A hearing scheduled to begin next week at the Kamloops Law Courts to determine whether a killer who cut his victim into seven pieces should be labelled a dangerous offender will again be delayed.

Nathaniel David Jessup, 36, was convicted in 2022 of manslaughter and offering an indignity to human remains in a case referred to by the judge as “macabre” and “beyond the pale.”

Jessup was 28 in the summer of 2015, when Katherine McAdam vanished from her home in Creston. The 59-year-old’s body was located 12 days later.

Jessup, who was homeless at the time, had a friendly relationship with McAdam.

He killed her on Aug. 15, 2015, inside the basement suite she rented on Cedar Street in Creston. Her dismembered remains were later located by police inside a bike trailer on an acreage in Erickson, an unincorporated community just outside Creston.

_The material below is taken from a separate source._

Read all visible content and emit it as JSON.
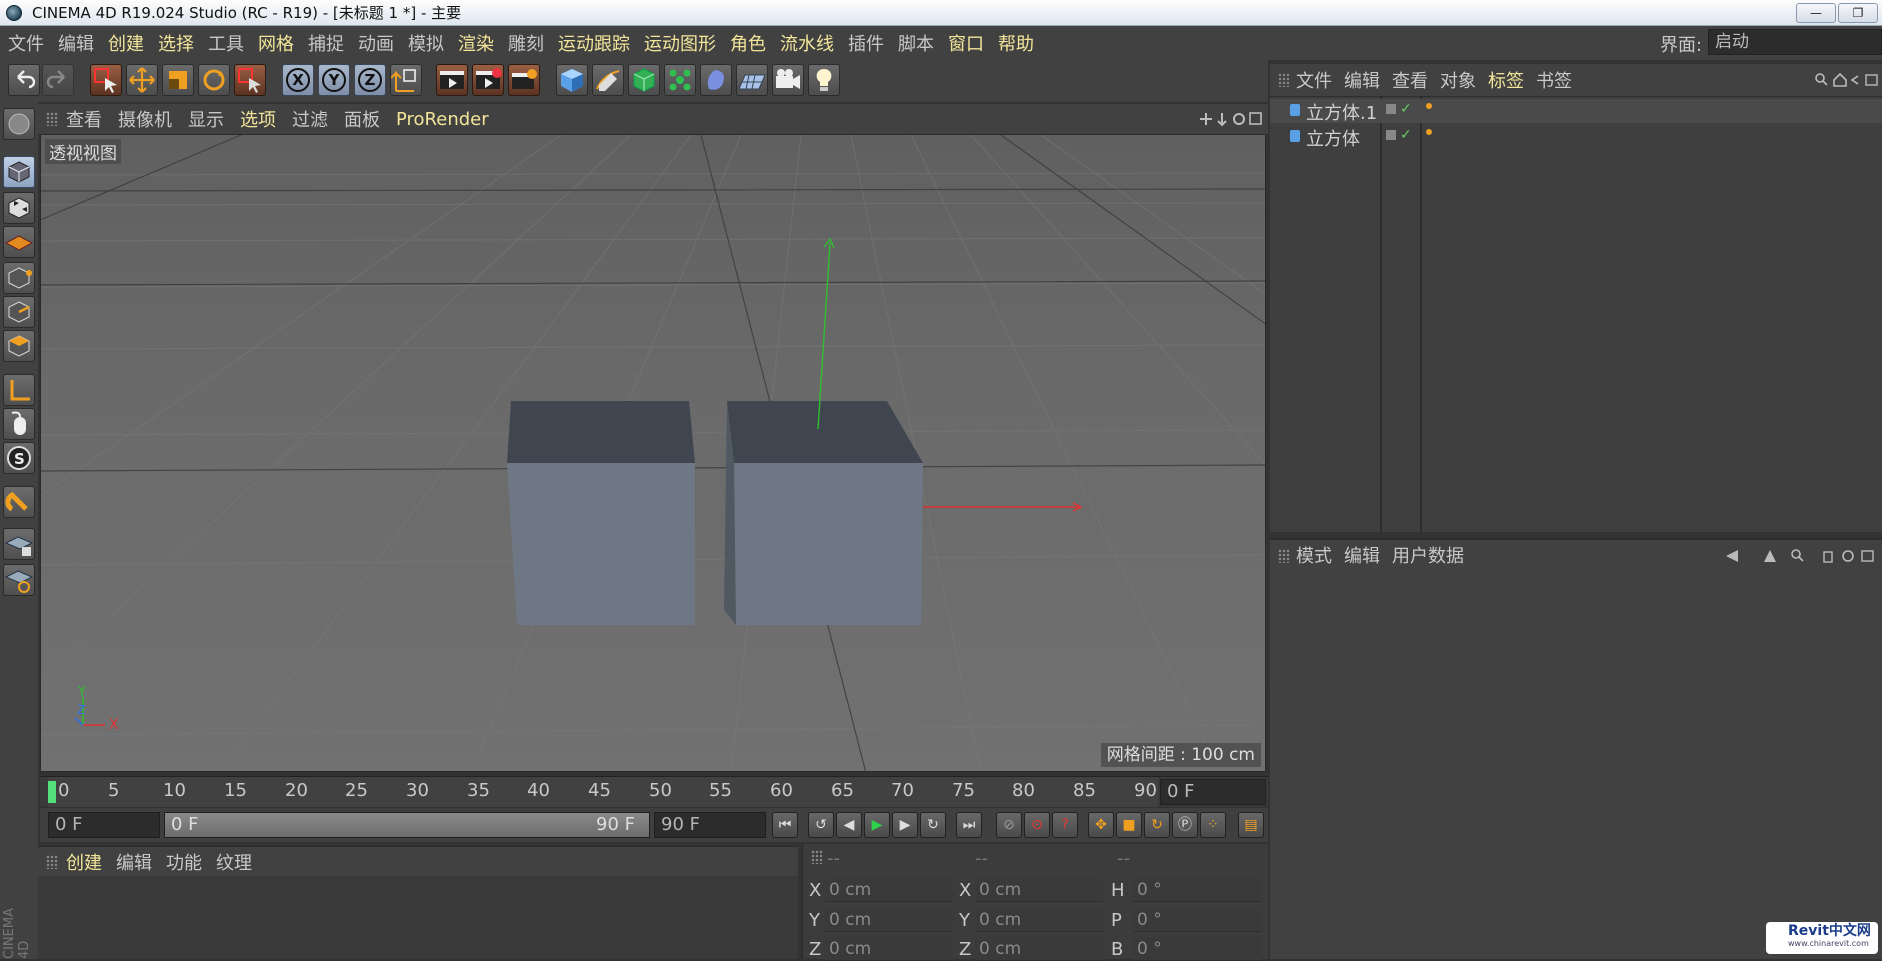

Following his conviction, prosecutors applied to have Jessup deemed a dangerous offender — a label saved for Canada’s most serious and violent criminals.

Dangerous offenders are locked up indefinitely unless a judge is convinced a lesser sentence would adequately protect the public.

Jessup’s three-week hearing was supposed to have started in October, but it was pushed back to January due to the availability of a forensic psychiatrist.

On Tuesday, the day Jessup was slated to appear in court for a hearing to determine whether he could appear next week by video, he fired his defence lawyer.

A hearing has been set for Thursday morning to determine the next steps.

Jessup was acquitted following a previous murder trial in 2019. He was charged with second-degree murder in the 2014 death of Dylan Levi Judd, his cellmate at Kamloops Regional Correctional Centre.

In that case, a judge ruled there was not enough evidence to prove Judd did not take his own life — as police initially believed.

Jessup was arrested in the Lower Mainland weeks after McAdam’s death and he has been in custody since. During that time, he has served a 3.5-year sentence following a series of choking incidents involving children.